SAB3R: Semantic-Augmented Backbone in 3D Reconstruction

3D-LLM/VLA Workshop @ CVPR 2025

Xuweiyi Chen^,1 · Tian Xia,2 · Sihan Xu² · Jed Jianing Yang² · Joyce Chai² · Zezhou Cheng¹

¹University of Virginia · ²University of Michigan

^*Denotes Equal Contribution

Given an unposed input video, we show ground truth for: open-vocabulary semantic segmentation (per-pixel labels for the prompt "a black office chair"), 3D reconstruction (ground-truth point cloud), and the proposed Map and Locate task (open-vocabulary segmentation and point cloud). The Map and Locate task: (1) encompasses both 2D and 3D tasks, (2) bridges reconstruction and recognition, and (3) introduces practical questions in robotics and embodied AI.

Release Plan

Demo Release
Training and Inference Code Release
Release Map and Locate Dataset

Abstract

We introduce Map and Locate, a task that unifies open-vocabulary segmentation and 3D reconstruction from unposed videos. Our method, SAB3R, builds upon MASt3R and incorporates lightweight distillation from CLIP and DINOv2 to generate semantic point clouds in a single forward pass. SAB3R achieves superior performance compared to separate deployment of MASt3R and CLIP on the Map and Locate benchmark.

Network Architecture

SAB3R distills dense features from CLIP and DINO into the MASt3R framework, enriching it with 2D semantic understanding. Each encoder-decoder pair operates on multi-view images, sharing weights and exchanging information to ensure consistent feature extraction across views. The model simultaneously generates depth, dense DINOv2, and dense CLIP features, which are then used for multi-view 3D reconstruction and semantic segmentation.
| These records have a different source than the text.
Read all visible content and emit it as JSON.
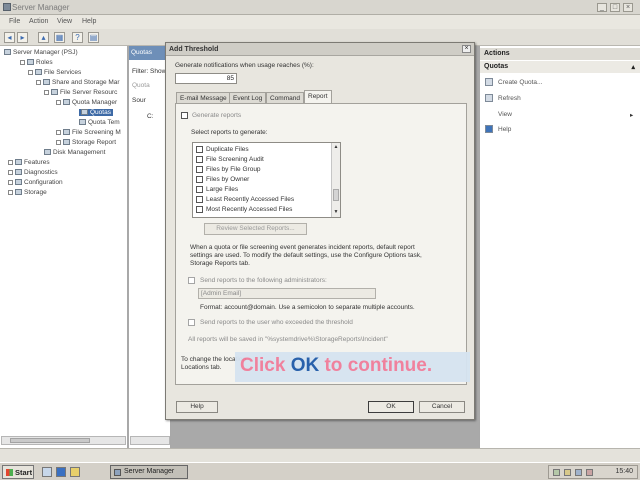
{
  "window": {
    "title": "Server Manager",
    "min": "_",
    "max": "□",
    "close": "×"
  },
  "menu": {
    "file": "File",
    "action": "Action",
    "view": "View",
    "help": "Help"
  },
  "tree": {
    "items": [
      "Server Manager (PSJ)",
      "Roles",
      "File Services",
      "Share and Storage Mar",
      "File Server Resourc",
      "Quota Manager",
      "Quotas",
      "Quota Tem",
      "File Screening M",
      "Storage Report",
      "Disk Management",
      "Features",
      "Diagnostics",
      "Configuration",
      "Storage"
    ]
  },
  "mid": {
    "header": "Quotas",
    "row1": "Filter: Show",
    "row2": "Quota",
    "row3": "Sour",
    "row4": "C:"
  },
  "actions": {
    "header": "Actions",
    "section": "Quotas",
    "items": [
      "Create Quota...",
      "Refresh",
      "View",
      "Help"
    ],
    "expand_arrow": "▴",
    "view_arrow": "▸"
  },
  "dialog": {
    "title": "Add Threshold",
    "close": "×",
    "notify_label": "Generate notifications when usage reaches (%):",
    "notify_value": "85",
    "tabs": [
      "E-mail Message",
      "Event Log",
      "Command",
      "Report"
    ],
    "active_tab": "Report",
    "generate_reports_label": "Generate reports",
    "select_reports_label": "Select reports to generate:",
    "reports": [
      "Duplicate Files",
      "File Screening Audit",
      "Files by File Group",
      "Files by Owner",
      "Large Files",
      "Least Recently Accessed Files",
      "Most Recently Accessed Files"
    ],
    "review_button": "Review Selected Reports...",
    "info_text_1": "When a quota or file screening event generates incident reports, default report",
    "info_text_2": "settings are used. To modify the default settings, use the Configure Options task,",
    "info_text_3": "Storage Reports tab.",
    "send_admin_label": "Send reports to the following administrators:",
    "admin_email_placeholder": "[Admin Email]",
    "format_text": "Format: account@domain. Use a semicolon to separate multiple accounts.",
    "send_user_label": "Send reports to the user who exceeded the threshold",
    "saved_text": "All reports will be saved in \"%systemdrive%\\StorageReports\\Incident\"",
    "locations_text_1": "To change the location",
    "locations_text_2": "Locations tab.",
    "help_button": "Help",
    "ok_button": "OK",
    "cancel_button": "Cancel"
  },
  "callout": {
    "pre": "Click ",
    "ok": "OK",
    "post": " to continue."
  },
  "taskbar": {
    "start": "Start",
    "task": "Server Manager",
    "clock": "15:40"
  }
}
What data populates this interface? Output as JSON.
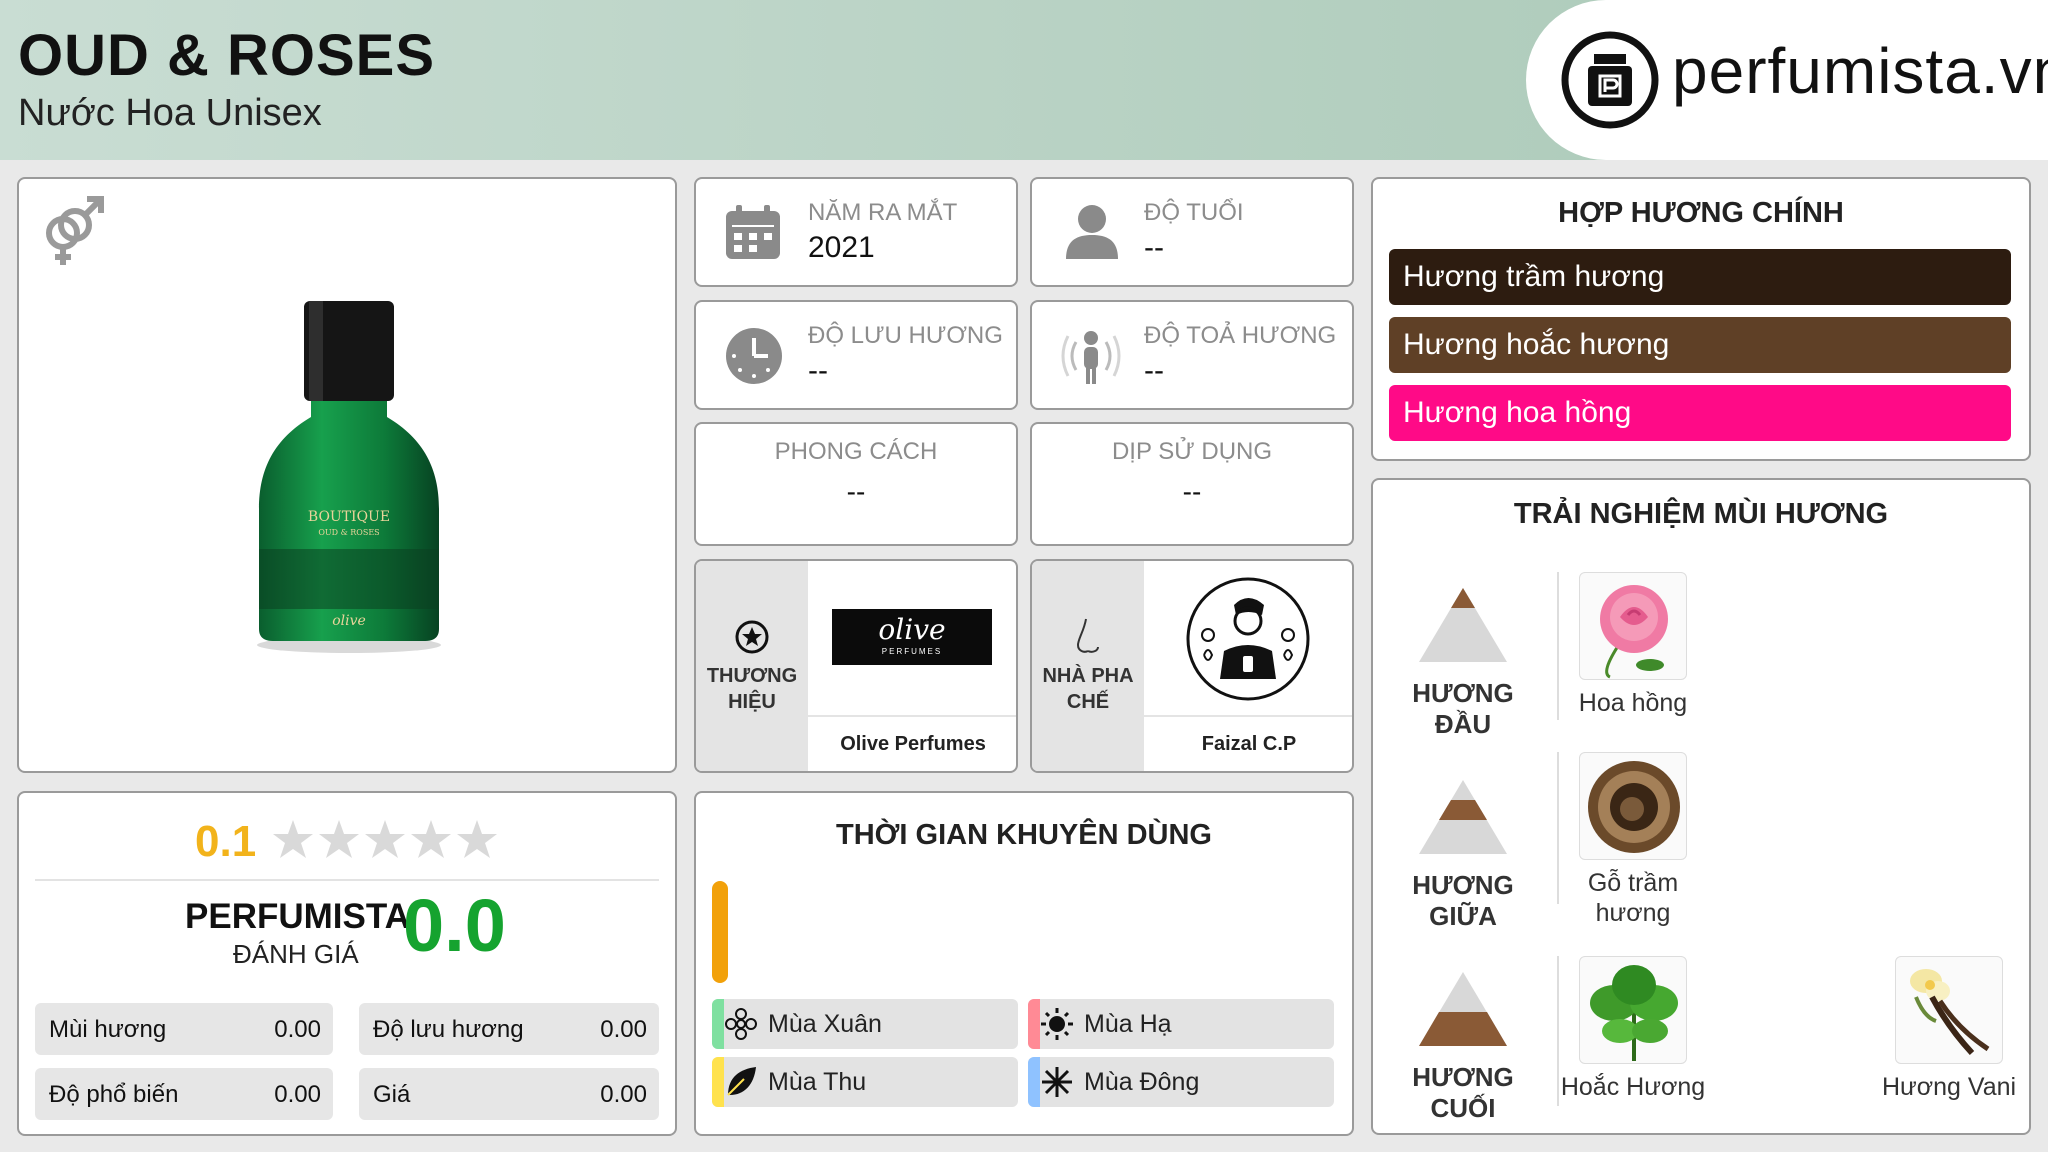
{
  "header": {
    "title": "OUD & ROSES",
    "subtitle": "Nước Hoa Unisex",
    "brand": "perfumista.vn"
  },
  "product": {
    "gender_icon": "unisex-gender-icon",
    "bottle_label_top": "BOUTIQUE",
    "bottle_label_sub": "OUD & ROSES",
    "bottle_brand": "olive"
  },
  "info": {
    "release_year": {
      "label": "NĂM RA MẮT",
      "value": "2021",
      "icon": "calendar-icon"
    },
    "age": {
      "label": "ĐỘ TUỔI",
      "value": "--",
      "icon": "person-icon"
    },
    "longevity": {
      "label": "ĐỘ LƯU HƯƠNG",
      "value": "--",
      "icon": "clock-icon"
    },
    "sillage": {
      "label": "ĐỘ TOẢ HƯƠNG",
      "value": "--",
      "icon": "sillage-icon"
    },
    "style": {
      "label": "PHONG CÁCH",
      "value": "--"
    },
    "occasion": {
      "label": "DỊP SỬ DỤNG",
      "value": "--"
    },
    "brand": {
      "label_line1": "THƯƠNG",
      "label_line2": "HIỆU",
      "name": "Olive Perfumes",
      "logo_text": "olive",
      "logo_sub": "PERFUMES"
    },
    "perfumer": {
      "label_line1": "NHÀ PHA",
      "label_line2": "CHẾ",
      "name": "Faizal C.P"
    }
  },
  "accords": {
    "title": "HỢP HƯƠNG CHÍNH",
    "items": [
      {
        "label": "Hương trầm hương",
        "color": "#2d1c10"
      },
      {
        "label": "Hương hoắc hương",
        "color": "#5f4026"
      },
      {
        "label": "Hương hoa hồng",
        "color": "#ff0a87"
      }
    ]
  },
  "notes": {
    "title": "TRẢI NGHIỆM MÙI HƯƠNG",
    "top": {
      "label": "HƯƠNG ĐẦU",
      "items": [
        "Hoa hồng"
      ]
    },
    "middle": {
      "label": "HƯƠNG GIỮA",
      "items": [
        "Gỗ trầm hương"
      ]
    },
    "base": {
      "label": "HƯƠNG CUỐI",
      "items": [
        "Hoắc Hương",
        "Hương Vani"
      ]
    }
  },
  "rating": {
    "user_score": "0.1",
    "stars_filled": 0,
    "stars_total": 5,
    "perfumista_label": "PERFUMISTA",
    "review_label": "ĐÁNH GIÁ",
    "perfumista_score": "0.0",
    "scores": [
      {
        "label": "Mùi hương",
        "value": "0.00"
      },
      {
        "label": "Độ lưu hương",
        "value": "0.00"
      },
      {
        "label": "Độ phổ biến",
        "value": "0.00"
      },
      {
        "label": "Giá",
        "value": "0.00"
      }
    ]
  },
  "usage": {
    "title": "THỜI GIAN KHUYÊN DÙNG",
    "day_night_bar_color": "#f2a10a",
    "seasons": [
      {
        "label": "Mùa Xuân",
        "color": "#7fe0a0",
        "icon": "flower-icon"
      },
      {
        "label": "Mùa Hạ",
        "color": "#ff8a95",
        "icon": "sun-icon"
      },
      {
        "label": "Mùa Thu",
        "color": "#ffe24d",
        "icon": "leaf-icon"
      },
      {
        "label": "Mùa Đông",
        "color": "#8fc2ff",
        "icon": "snowflake-icon"
      }
    ]
  }
}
This architecture enables SAB3R to seamlessly integrate 2D and 3D representations, achieving both geometric and semantic comprehension in a unified model.

Repository Structure

sab3r/
├── demo/              # Gradio demo entry points (demo.py, app.py)
├── mast3r/            # MASt3R (Naver) with SAB3R additions — see "Attribution" below
├── dust3r/            # DUSt3R (Naver) with minor SAB3R additions — see "Attribution" below
├── config/            # Training configs (training_config.yaml, training_config_full.yaml)
├── eval/              # Evaluation utilities (NYU, VOC, segmentation)
├── train.py           # SAB3R training entry point
├── visloc.py          # Visual localization script (from DUSt3R, kept for parity)
├── requirements.txt
└── README.md

Installation

Clone the repository:

git clone https://github.com/UVA-Computer-Vision-Lab/sab-3r.git
cd sab3r

Create the environment:

conda create -n sab3r python=3.11 cmake=3.14.0
conda activate sab3r
conda install pytorch torchvision pytorch-cuda=12.1 -c pytorch -c nvidia
pip install -r requirements.txt

# FeatUp (not on PyPI) — required for the CLIP/DINO semantic heads.
pip install git+https://github.com/mhamilton723/FeatUp

(Optional) Compile RoPE CUDA kernels for faster inference:

cd dust3r/croco/models/curope/
python setup.py build_ext --inplace
cd ../../../../

(Optional) Pre-download the CLIP BPE vocab (the demo will fetch it on first run):

mkdir -p ~/.cache/clip
cd ~/.cache/clip
wget https://github.com/openai/CLIP/raw/main/clip/bpe_simple_vocab_16e6.txt.gz

Demo

The demo launches a Gradio UI for 3D reconstruction + open-vocabulary text queries.

Checkpoint from HF Hub (default)

python demo/demo.py \
    --model_name MASt3R_ViTLarge_BaseDecoder_512_catmlpdpt_metric \
    --local_network --share

This downloads demo_ckpt/base/base.pt from uva-cv-lab/SAB3R on first launch and caches it in ~/.cache/huggingface/.

Local checkpoint

python demo/demo.py \
    --model_name MASt3R_ViTLarge_BaseDecoder_512_catmlpdpt_metric \
    --weights /path/to/your.pt \
    --local_network --share

Override the HF Hub repo / filename

python demo/demo.py \
    --model_name MASt3R_ViTLarge_BaseDecoder_512_catmlpdpt_metric \
    --model_repo your-org/your-sab3r-ckpt \
    --ckpt_filename model.pt

Local dev with a checkpoint dropdown — if you keep multiple checkpoints under a directory (one sub-directory per checkpoint, each holding <name>.pt), pass --checkpoint_dir:

python demo/demo.py --checkpoint_dir /path/to/ckpt_root --local_network --share

A hosted version of the demo is available at huggingface.co/spaces/uva-cv-lab/SAB3R.

Training

Two canonical configs are provided under config/:

training_config.yaml — minimal dev recipe (CLIP distillation on a Co3D subset).
training_config_full.yaml — full paper recipe (CLIP + DINO distillation on Habitat + ScanNet++ + ARKitScenes + Co3D).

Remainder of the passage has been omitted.